The key to a worldwide service: Availability

How RTK From the Sky achieves 99.999% correction service availability

availability-banner

RTK From the Sky correction technology is the latest innovation from Hexagon’s Autonomy & Positioning division. Combining the best qualities of Real-Time Kinematic (RTK) and Precise Point Positioning (PPP), RTK From the Sky technology has demonstrated that instant global centimetre-level accuracy is now possible. This development is a remarkable world-first achievement, bringing new possibilities for high precision applications.

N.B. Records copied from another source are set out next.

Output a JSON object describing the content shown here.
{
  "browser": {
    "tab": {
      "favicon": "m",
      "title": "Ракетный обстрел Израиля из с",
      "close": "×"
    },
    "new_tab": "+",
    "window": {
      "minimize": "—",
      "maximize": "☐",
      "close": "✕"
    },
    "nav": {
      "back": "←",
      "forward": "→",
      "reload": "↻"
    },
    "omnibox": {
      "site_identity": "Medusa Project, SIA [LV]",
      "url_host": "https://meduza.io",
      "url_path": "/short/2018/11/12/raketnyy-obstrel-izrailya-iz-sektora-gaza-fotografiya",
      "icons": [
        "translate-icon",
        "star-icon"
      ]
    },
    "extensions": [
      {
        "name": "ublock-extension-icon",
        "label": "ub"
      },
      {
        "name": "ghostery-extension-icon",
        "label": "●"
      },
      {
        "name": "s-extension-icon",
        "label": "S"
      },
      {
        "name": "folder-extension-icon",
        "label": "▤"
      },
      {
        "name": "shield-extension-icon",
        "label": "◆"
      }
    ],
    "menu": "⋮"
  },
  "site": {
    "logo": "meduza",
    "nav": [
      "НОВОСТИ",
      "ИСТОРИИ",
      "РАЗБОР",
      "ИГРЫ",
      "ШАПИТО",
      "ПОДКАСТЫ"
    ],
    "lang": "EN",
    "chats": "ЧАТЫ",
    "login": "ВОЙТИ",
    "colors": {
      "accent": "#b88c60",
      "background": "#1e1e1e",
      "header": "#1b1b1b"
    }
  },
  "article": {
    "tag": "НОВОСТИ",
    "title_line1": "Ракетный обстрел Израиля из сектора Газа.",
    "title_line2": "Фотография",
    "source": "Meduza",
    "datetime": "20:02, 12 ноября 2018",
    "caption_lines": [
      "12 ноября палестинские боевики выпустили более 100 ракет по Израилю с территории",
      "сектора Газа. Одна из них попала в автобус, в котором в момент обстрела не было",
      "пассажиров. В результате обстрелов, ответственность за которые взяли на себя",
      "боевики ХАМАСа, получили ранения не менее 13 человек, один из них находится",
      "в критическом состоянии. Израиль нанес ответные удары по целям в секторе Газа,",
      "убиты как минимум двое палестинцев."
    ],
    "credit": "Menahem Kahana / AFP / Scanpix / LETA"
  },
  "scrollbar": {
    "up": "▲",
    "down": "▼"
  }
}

Now the question is: how do you bring this successful research initiative to worldwide users as a full-fledged operational service? To meet the demands of diverse applications and challenging GNSS environments, engineering efforts must focus in on three core aspects of a high-quality correction service: convergence time, accuracy and availability. Together, this trifecta enables the consistent performance of rapidly-converging, centimetre-level accuracy in RTK From the Sky technology. Convergence time and accuracy are well-known specifications to describe positioning performance, but service availability is the key that enables this positioning experience – it is the foundation upon which a correction service achieves rapid convergence and precision accuracy. Availability describes the percentage of time a service is available for use; without a stable correction stream, high accuracy and fast convergence are inaccessible.


RTK From the Sky technology is designed for 99.999% global service availability. This high level of availability requires a thorough analysis of each component of the system, a comprehensive system design, robust validation and constant monitoring. This blog post discusses what 99.999% availability means for GNSS correction services and how we achieve this for RTK From the Sky.


What is 99.999% correction service availability?


Availability is measured and communicated by a percentage of uptime – for highly available systems, this is typically described by a number of ‘Nines’. For a system or service that runs 24 hours a day and 365 days a year, the number of Nines has a large impact on the overall experience of the service. However, availability describes more than when the service is functioning; it also describes the quality of its performance in achieving both high precision accuracy and fast convergence each and every time. A service that is broadcasting corrections, but not providing centimetre accuracy and fast convergence, is not actually available.


Hexagon’s global correction services provide five Nines (99.999%) of availability. This means the services may accumulate no more than 5.3 minutes of outages over the course of the year. Compare that to a two Nine (99%) system, which could experience 14.6 minutes of downtime a day, adding up to 3.7 days total over the year. At first glance, 99% may seem like incredible coverage, but when you break it down by time, every Nine matters – especially if your application can’t afford any downtime.  


Nines Availability Allowable Outage Time per Year
2 Nines 99% 3.7 days
3 Nines 99.9% 8.8 hours
4 Nines 99.99% 53 minutes
5 Nines 99.999% 5.3 minutes


To achieve 99.999% availability, we thoroughly analyse each component of the positioning ecosystem to understand their respective failure rates and how they behave together in the larger system. These relationships are represented with AND/OR gates.


AND gate equation

Figure 1: The AND Gate formula. The overall failure rate is the product of the failure rate of each component. Parallel circuits are an example of AND gates. AND gates decrease the overall failure rate.

OR gate equation

Figure 2: The OR Gate formula. The overall failure rate is the union of the failure rate of each component. Series circuits are an example of OR gates. OR gates increase the overall failure rate.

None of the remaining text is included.